I was recently reading about the fast inverse square root algorithm, and in one step it uses the approximation $$ \log_2(1+x)\approx x $$ for $x\in[0,1]$. this approximation can be made better by adding a constant term $\mu$ $$\log_2(1+x)\approx x+\mu$$ apparently the optimal constant is $\mu \approx0.043$. I am looking for a derivation of this constant. I tried minimizing a few measurements of error myself, however I never got the expected value.
Any help would be appreciated.
Here we'll compute the best uniform approximation by a constant $\mu$ of $f(x) := \log_2(1+x) - x$ on $0 \leq x \leq 1$, that is $f(x) \approx \mu$. The shape of $f$ shows that, for any constant $c$, $f - c$ will have three extrema, two at the endpoints and one internal. With the approximation $f \approx \mu$, the error at both endpoints is $-\mu$ and at the (unknown) internal point $\xi$, $\log_2(1+\xi) - \xi - \mu$.

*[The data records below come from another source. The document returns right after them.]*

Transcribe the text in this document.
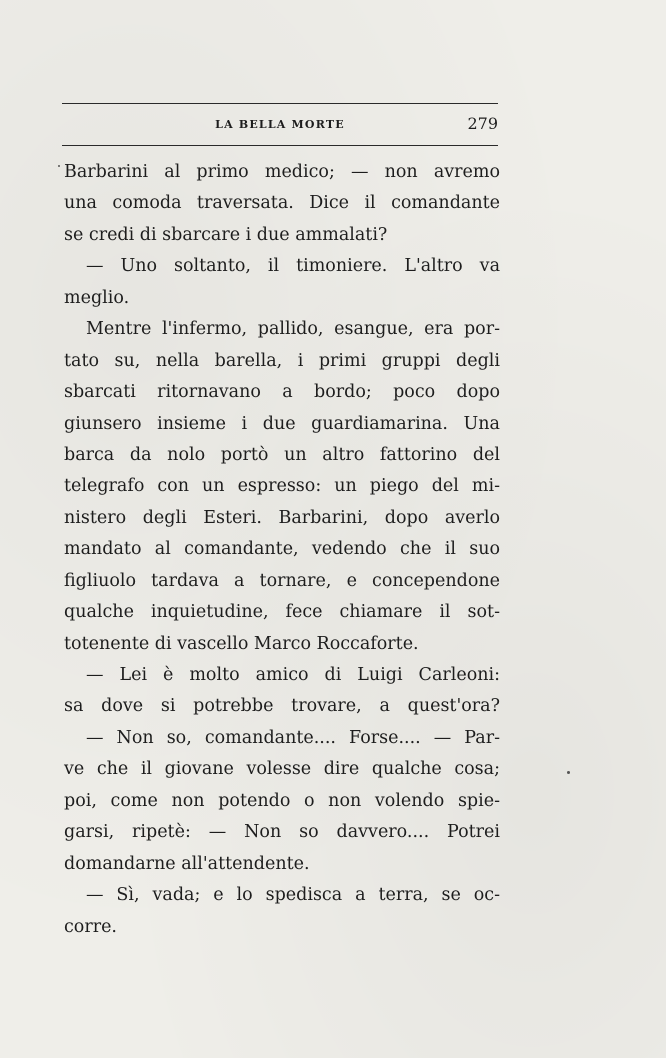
LA BELLA MORTE	279
Barbarini al primo medico; — non avremo
una comoda traversata. Dice il comandante
se credi di sbarcare i due ammalati?
— Uno soltanto, il timoniere. L'altro va
meglio.
Mentre l'infermo, pallido, esangue, era por-
tato su, nella barella, i primi gruppi degli
sbarcati ritornavano a bordo; poco dopo
giunsero insieme i due guardiamarina. Una
barca da nolo portò un altro fattorino del
telegrafo con un espresso: un piego del mi-
nistero degli Esteri. Barbarini, dopo averlo
mandato al comandante, vedendo che il suo
figliuolo tardava a tornare, e concependone
qualche inquietudine, fece chiamare il sot-
totenente di vascello Marco Roccaforte.
— Lei è molto amico di Luigi Carleoni:
sa dove si potrebbe trovare, a quest'ora?
— Non so, comandante.... Forse.... — Par-
ve che il giovane volesse dire qualche cosa;
poi, come non potendo o non volendo spie-
garsi, ripetè: — Non so davvero.... Potrei
domandarne all'attendente.
— Sì, vada; e lo spedisca a terra, se oc-
corre.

By the equioscillation theorem, the best approximation has extrema equal in magnitude but of alternating signs, in this case: \begin{equation*} \log_2(1 + \xi) - \xi - \mu = (-1)(-\mu), \end{equation*} thus $\mu = \frac{1}{2}\log_2(1 + \xi) - \frac{1}{2}\xi$. The internal extremum occurs where the derivative of $f(\xi) - \mu$ vanishes, and a bit of calculation shows this is at $\xi = 1/\log 2 - 1$. From this we get $\mu = 0.043035666$.